Social workers who have direct knowledge of a social work colleague's impairment which may be caused by personal problems, psychosocial distress, substance abuse, or mental health difficulties, and which interferes with practice effectiveness , incompetence, or unethical conduct, are required to consult with that colleague when feasible; assist the colleague in taking remedial action; and if these measures do not address the problem satisfactorily, take action through appropriate channels established by employers, agencies, NASW, licensing bodies, and other professional organizations.
This section of the code addresses a wide range of issues pertaining to social work supervision; consultation; education and training; performance evaluation; client records; billing for services; client transfer; agency administration; continuing education and staff development; commitments to employers; and labor-management disputes. Standards in this section state that social work supervisors, consultants, educators, and trainers should avoid engaging in any dual or multiple relationships when there is a risk of exploitation or potential harm.
Another standard requires that social workers who function as educators or field instructors for students should take reasonable steps to ensure that clients are routinely informed when services are being provided by students. Several standards pertain to client records. The current code enhances documentation standards to which social workers are held. In particular, the code requires that records include sufficient, accurate, and timely documentation to facilitate the delivery of services and ensure continuity of services provided to clients in the future.

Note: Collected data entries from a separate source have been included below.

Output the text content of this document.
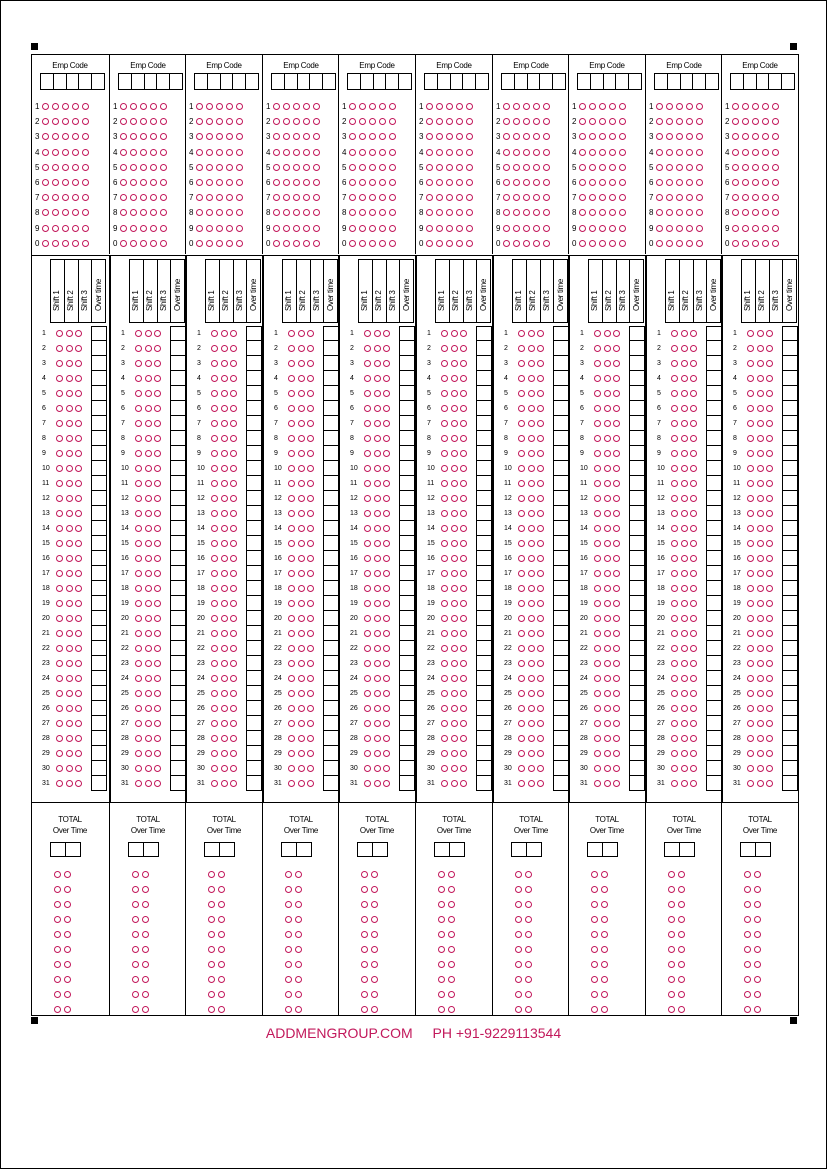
Emp Code
1
2
3
4
5
6
7
8
9
0
Emp Code
1
2
3
4
5
6
7
8
9
0
Emp Code
1
2
3
4
5
6
7
8
9
0
Emp Code
1
2
3
4
5
6
7
8
9
0
Emp Code
1
2
3
4
5
6
7
8
9
0
Emp Code
1
2
3
4
5
6
7
8
9
0
Emp Code
1
2
3
4
5
6
7
8
9
0
Emp Code
1
2
3
4
5
6
7
8
9
0
Emp Code
1
2
3
4
5
6
7
8
9
0
Emp Code
1
2
3
4
5
6
7
8
9
0
Shift 1 Shift 2 Shift 3 Over time
1
2
3
4
5
6
7
8
9
10
11
12
13
14
15
16
17
18
19
20
21
22
23
24
25
26
27
28
29
30
31
Shift 1 Shift 2 Shift 3 Over time
1
2
3
4
5
6
7
8
9
10
11
12
13
14
15
16
17
18
19
20
21
22
23
24
25
26
27
28
29
30
31
Shift 1 Shift 2 Shift 3 Over time
1
2
3
4
5
6
7
8
9
10
11
12
13
14
15
16
17
18
19
20
21
22
23
24
25
26
27
28
29
30
31
Shift 1 Shift 2 Shift 3 Over time
1
2
3
4
5
6
7
8
9
10
11
12
13
14
15
16
17
18
19
20
21
22
23
24
25
26
27
28
29
30
31
Shift 1 Shift 2 Shift 3 Over time
1
2
3
4
5
6
7
8
9
10
11
12
13
14
15
16
17
18
19
20
21
22
23
24
25
26
27
28
29
30
31
Shift 1 Shift 2 Shift 3 Over time
1
2
3
4
5
6
7
8
9
10
11
12
13
14
15
16
17
18
19
20
21
22
23
24
25
26
27
28
29
30
31
Shift 1 Shift 2 Shift 3 Over time
1
2
3
4
5
6
7
8
9
10
11
12
13
14
15
16
17
18
19
20
21
22
23
24
25
26
27
28
29
30
31
Shift 1 Shift 2 Shift 3 Over time
1
2
3
4
5
6
7
8
9
10
11
12
13
14
15
16
17
18
19
20
21
22
23
24
25
26
27
28
29
30
31
Shift 1 Shift 2 Shift 3 Over time
1
2
3
4
5
6
7
8
9
10
11
12
13
14
15
16
17
18
19
20
21
22
23
24
25
26
27
28
29
30
31
Shift 1 Shift 2 Shift 3 Over time
1
2
3
4
5
6
7
8
9
10
11
12
13
14
15
16
17
18
19
20
21
22
23
24
25
26
27
28
29
30
31
TOTAL
Over Time
TOTAL
Over Time
TOTAL
Over Time
TOTAL
Over Time
TOTAL
Over Time
TOTAL
Over Time
TOTAL
Over Time
TOTAL
Over Time
TOTAL
Over Time
TOTAL
Over Time
ADDMENGROUP.COM PH +91-9229113544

Documentation should avoid gratuitous detail and include only information that is directly relevant to the delivery of services.
The code also spells out expectations concerning protection of clients' privacy, record storage and retention, and accurate billing for services. The code urges social workers to be particularly careful when an individual who is receiving services from another agency or colleague contacts a social worker for services.
Several standards are designed to protect clients from exploitation and to avoid conflicts of interest. The code requires social workers to discuss with potential clients the nature of their current relationship with other service providers and the implications, including possible benefits and risks, of entering into a relationship with a new service provider. If a new client has been served by another agency or colleague, social workers should discuss with the client whether consultation with the previous service provider is in the client's best interest.
The code greatly expands coverage of ethical standards related to agency administration.
- Applied Plastics Engineering Handbook: Processing and Materials (Plastics Design Library);
- Mathematical Statistics and Data Analysis 3ed (Duxbury Advanced).
- Researching Second Language Learning and Teaching from a Psycholinguistic Perspective: Studies in Honour of Danuta Gabryś-Barker.
Key issues involve social work administrators' obligation to advocate for resources to meet clients' needs; provide adequate staff supervision; allocate resources fairly; ensure a working environment consistent with code standards; and arrange for appropriate continuing education and staff development. The code also includes a number of ethical standards for social work employees, for example, related to unethical personnel practices and misappropriation of agency funds. Especially important are standards concerning social workers' obligation to address employing organizations' policies, procedures, regulation, or administrative orders that interfere with the ethical practice of social work.